Abrams et Fair Fight ont bénéficié de la mise en œuvre par l'État en 2016 de la loi nationale de 1993 sur l'enregistrement des électeurs, parfois appelée loi sur les «électeurs à moteur», qui donne aux gens la possibilité de s'inscrire pour voter en même temps qu'ils demandent ou renouvellent un permis de conduire.
Au total, cet effort collectif a enregistré 800000 nouveaux électeurs en Géorgie depuis la défaite d'Abrams en 2018. Certains d’entre eux figuraient probablement parmi les nombreux que le secrétaire d’État Kemp avait forcés à retirer des listes, mais beaucoup étaient également des personnes qui n’avaient jamais été enregistrées pour voter en Géorgie.
En plus de faire inscrire les noms des gens sur les listes électorales, ces groupes ont insisté sur l'importance de voter et ont appris aux gens comment voter en toute sécurité, y compris par courrier ou en personne avant le jour du scrutin. Leurs efforts ont abouti à une augmentation de 63% par rapport aux statistiques de 2016 pour les bulletins de vote par correspondance et en personne.

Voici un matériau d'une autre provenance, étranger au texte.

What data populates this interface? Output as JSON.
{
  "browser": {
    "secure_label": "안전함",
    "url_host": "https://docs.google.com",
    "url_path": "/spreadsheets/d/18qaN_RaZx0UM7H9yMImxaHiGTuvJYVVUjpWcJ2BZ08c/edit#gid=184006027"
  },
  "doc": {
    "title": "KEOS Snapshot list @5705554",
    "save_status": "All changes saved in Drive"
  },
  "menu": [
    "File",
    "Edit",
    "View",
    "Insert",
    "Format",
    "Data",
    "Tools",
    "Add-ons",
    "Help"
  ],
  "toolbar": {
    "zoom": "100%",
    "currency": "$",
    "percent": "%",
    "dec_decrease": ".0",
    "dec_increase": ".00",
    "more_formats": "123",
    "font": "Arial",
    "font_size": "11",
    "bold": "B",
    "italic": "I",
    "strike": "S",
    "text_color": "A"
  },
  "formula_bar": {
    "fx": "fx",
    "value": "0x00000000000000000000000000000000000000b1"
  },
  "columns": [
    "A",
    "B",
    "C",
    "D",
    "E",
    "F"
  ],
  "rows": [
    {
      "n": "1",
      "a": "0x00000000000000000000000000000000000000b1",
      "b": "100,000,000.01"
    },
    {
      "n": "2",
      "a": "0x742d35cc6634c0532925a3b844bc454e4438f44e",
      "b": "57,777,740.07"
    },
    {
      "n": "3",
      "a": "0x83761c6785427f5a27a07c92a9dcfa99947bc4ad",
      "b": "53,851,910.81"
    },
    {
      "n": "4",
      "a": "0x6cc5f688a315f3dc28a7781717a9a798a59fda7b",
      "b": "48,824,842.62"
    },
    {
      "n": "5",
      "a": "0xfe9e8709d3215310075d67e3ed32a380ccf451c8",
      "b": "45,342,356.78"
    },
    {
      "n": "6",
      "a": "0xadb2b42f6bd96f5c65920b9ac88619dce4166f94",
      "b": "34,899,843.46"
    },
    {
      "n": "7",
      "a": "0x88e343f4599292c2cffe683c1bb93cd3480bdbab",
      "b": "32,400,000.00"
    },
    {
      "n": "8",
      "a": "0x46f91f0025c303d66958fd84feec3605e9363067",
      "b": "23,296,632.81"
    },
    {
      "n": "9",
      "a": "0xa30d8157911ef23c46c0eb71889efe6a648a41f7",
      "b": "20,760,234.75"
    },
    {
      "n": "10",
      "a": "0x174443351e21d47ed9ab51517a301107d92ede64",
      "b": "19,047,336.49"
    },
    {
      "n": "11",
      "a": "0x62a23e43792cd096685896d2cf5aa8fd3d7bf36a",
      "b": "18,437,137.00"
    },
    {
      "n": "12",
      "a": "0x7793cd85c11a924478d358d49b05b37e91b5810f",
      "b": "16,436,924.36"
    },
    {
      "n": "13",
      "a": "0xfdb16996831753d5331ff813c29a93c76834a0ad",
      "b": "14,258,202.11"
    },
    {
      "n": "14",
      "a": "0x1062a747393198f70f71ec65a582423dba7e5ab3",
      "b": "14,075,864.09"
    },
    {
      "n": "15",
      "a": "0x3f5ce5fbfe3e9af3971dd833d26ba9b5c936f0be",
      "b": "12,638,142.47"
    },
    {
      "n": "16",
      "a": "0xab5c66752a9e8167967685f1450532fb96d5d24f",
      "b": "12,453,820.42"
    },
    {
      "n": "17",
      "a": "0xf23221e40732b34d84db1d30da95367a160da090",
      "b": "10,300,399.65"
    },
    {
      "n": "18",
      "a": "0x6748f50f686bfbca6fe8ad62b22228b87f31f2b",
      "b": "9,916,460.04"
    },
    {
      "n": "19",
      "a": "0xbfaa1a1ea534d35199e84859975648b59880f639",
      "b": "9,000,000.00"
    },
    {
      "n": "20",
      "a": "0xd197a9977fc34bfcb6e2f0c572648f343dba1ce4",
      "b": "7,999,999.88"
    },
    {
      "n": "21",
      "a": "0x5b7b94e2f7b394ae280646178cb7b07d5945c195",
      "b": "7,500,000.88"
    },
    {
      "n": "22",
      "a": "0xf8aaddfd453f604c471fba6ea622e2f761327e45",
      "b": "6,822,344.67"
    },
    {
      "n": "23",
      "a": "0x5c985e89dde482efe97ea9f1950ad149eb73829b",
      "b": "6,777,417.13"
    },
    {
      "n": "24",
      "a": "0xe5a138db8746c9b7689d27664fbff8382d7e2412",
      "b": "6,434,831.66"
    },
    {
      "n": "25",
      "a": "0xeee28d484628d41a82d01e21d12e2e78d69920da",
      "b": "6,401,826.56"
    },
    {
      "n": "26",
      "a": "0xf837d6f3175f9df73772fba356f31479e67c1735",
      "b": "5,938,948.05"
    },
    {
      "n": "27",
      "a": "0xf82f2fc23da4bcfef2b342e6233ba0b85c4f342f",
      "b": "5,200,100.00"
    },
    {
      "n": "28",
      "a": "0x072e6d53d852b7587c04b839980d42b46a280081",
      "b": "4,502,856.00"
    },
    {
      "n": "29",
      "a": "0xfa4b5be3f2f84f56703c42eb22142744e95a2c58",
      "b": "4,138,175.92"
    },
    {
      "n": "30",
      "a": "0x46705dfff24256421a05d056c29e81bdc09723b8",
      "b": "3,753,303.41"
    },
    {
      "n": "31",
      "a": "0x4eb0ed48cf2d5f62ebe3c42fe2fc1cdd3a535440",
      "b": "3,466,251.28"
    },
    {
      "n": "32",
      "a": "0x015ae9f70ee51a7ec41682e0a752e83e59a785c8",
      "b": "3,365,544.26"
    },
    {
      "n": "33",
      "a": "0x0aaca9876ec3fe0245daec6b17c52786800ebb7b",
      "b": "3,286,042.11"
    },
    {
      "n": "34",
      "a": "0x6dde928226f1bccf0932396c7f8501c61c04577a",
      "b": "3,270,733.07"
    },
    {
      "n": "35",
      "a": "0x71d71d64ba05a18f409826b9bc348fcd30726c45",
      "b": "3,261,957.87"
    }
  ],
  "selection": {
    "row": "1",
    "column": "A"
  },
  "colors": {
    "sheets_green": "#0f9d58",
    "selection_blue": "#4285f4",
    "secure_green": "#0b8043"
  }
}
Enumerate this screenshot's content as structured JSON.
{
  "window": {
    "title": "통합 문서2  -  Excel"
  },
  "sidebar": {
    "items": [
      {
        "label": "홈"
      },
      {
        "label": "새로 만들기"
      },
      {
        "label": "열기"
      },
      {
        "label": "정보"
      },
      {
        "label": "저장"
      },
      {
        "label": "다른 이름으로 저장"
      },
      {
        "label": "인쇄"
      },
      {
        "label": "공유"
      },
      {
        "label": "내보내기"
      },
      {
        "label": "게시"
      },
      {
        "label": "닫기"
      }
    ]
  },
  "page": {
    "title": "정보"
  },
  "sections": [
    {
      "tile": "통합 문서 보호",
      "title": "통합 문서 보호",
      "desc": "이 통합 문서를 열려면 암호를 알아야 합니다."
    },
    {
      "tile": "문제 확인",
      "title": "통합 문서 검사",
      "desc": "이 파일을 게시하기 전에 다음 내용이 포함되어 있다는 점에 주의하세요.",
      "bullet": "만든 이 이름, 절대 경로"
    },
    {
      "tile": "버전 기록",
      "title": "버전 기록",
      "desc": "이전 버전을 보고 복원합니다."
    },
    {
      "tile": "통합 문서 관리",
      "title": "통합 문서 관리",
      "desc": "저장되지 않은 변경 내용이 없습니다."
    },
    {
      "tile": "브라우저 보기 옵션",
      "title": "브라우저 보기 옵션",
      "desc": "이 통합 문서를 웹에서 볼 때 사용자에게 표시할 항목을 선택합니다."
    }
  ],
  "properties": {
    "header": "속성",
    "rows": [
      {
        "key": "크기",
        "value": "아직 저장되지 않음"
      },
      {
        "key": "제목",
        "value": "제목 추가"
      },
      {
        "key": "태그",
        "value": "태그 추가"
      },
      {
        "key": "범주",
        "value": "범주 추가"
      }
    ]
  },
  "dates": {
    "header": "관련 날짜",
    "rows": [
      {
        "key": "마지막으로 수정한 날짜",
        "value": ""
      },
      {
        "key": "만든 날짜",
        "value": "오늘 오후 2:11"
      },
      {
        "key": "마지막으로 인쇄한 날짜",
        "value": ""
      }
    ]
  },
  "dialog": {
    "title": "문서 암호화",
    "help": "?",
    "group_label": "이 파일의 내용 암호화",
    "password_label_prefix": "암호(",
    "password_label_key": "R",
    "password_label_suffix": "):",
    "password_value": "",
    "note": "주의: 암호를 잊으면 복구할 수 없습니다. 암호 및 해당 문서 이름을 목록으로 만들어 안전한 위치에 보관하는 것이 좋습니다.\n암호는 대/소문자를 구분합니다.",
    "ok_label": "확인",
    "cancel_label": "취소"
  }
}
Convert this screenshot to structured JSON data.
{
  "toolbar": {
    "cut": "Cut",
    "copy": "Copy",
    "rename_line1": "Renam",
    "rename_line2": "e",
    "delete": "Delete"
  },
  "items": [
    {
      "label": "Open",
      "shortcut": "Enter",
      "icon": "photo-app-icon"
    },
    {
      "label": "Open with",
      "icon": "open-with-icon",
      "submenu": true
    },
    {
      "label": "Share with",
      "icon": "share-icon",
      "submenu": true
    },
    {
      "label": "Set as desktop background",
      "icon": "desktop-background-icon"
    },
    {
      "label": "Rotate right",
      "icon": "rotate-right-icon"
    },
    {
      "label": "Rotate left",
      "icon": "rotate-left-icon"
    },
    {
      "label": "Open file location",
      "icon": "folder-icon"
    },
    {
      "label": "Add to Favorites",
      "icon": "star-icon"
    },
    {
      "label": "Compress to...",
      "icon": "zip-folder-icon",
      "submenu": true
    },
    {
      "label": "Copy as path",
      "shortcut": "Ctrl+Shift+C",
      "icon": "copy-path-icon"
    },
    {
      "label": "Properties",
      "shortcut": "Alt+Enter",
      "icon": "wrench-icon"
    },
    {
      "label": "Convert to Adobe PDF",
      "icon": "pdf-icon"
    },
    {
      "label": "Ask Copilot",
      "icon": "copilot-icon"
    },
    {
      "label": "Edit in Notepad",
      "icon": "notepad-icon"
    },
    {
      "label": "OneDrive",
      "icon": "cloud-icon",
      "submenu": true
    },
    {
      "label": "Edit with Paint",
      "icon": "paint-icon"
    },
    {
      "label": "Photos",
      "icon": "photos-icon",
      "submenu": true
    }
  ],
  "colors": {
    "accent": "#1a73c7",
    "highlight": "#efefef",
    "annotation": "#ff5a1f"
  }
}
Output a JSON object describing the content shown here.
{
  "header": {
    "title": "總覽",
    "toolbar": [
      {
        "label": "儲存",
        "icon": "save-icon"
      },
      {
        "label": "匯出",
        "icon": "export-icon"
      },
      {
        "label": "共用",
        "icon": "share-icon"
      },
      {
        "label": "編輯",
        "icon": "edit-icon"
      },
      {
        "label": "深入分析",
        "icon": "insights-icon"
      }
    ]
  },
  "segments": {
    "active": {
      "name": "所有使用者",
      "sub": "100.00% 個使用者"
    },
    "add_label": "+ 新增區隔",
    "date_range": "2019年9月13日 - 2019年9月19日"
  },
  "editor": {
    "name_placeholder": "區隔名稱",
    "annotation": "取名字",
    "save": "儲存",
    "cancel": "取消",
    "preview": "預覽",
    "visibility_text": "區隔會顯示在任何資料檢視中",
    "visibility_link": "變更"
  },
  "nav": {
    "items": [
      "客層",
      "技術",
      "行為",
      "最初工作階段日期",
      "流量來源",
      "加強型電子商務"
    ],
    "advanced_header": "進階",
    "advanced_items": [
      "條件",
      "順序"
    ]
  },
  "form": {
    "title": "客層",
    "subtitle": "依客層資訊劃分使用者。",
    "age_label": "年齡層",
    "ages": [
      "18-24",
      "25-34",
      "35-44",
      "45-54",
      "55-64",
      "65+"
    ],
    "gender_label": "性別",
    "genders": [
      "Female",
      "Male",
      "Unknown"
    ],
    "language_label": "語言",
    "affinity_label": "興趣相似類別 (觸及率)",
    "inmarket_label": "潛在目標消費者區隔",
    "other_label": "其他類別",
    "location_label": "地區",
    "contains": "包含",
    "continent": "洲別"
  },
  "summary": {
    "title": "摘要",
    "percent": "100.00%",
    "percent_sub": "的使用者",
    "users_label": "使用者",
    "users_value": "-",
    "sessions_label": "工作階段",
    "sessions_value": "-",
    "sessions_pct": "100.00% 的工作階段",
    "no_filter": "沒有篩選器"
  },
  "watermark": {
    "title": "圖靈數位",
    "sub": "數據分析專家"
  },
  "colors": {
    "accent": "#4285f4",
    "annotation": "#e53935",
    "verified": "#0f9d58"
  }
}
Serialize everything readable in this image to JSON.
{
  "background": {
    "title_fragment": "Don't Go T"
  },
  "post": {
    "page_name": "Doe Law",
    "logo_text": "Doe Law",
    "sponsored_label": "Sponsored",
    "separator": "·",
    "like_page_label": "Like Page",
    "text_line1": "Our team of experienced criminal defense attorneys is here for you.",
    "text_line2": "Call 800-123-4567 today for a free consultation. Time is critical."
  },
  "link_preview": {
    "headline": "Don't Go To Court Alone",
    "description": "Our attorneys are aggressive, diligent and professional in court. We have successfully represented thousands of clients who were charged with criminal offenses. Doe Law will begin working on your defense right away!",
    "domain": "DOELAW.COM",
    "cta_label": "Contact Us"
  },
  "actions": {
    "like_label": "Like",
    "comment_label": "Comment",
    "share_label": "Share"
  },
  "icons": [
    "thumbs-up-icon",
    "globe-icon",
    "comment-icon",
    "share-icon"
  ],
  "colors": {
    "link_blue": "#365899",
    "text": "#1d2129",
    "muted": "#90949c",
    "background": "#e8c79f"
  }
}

Dans l'ensemble, le taux de participation de la Géorgie en 2020 était d'environ 800000 de plus qu'à l'élection présidentielle de 2016.
Un facteur supplémentaire dans le résultat des élections en Géorgie a peut-être été les propres déclarations du président Donald Trump décourageant ses partisans de voter, mais la vraie clé était l'organisation de base, l'écho moderne du mouvement d'Albany, le comité de coordination étudiant non-violent et d'autres efforts, qui ont amené nouveaux électeurs dans le giron.
Bev-Freda Jackson, professeure adjointe, École des affaires publiques de l'Université américaine
Cet article est republié à partir de The Conversation sous une licence Creative Commons. Lisez l'article original.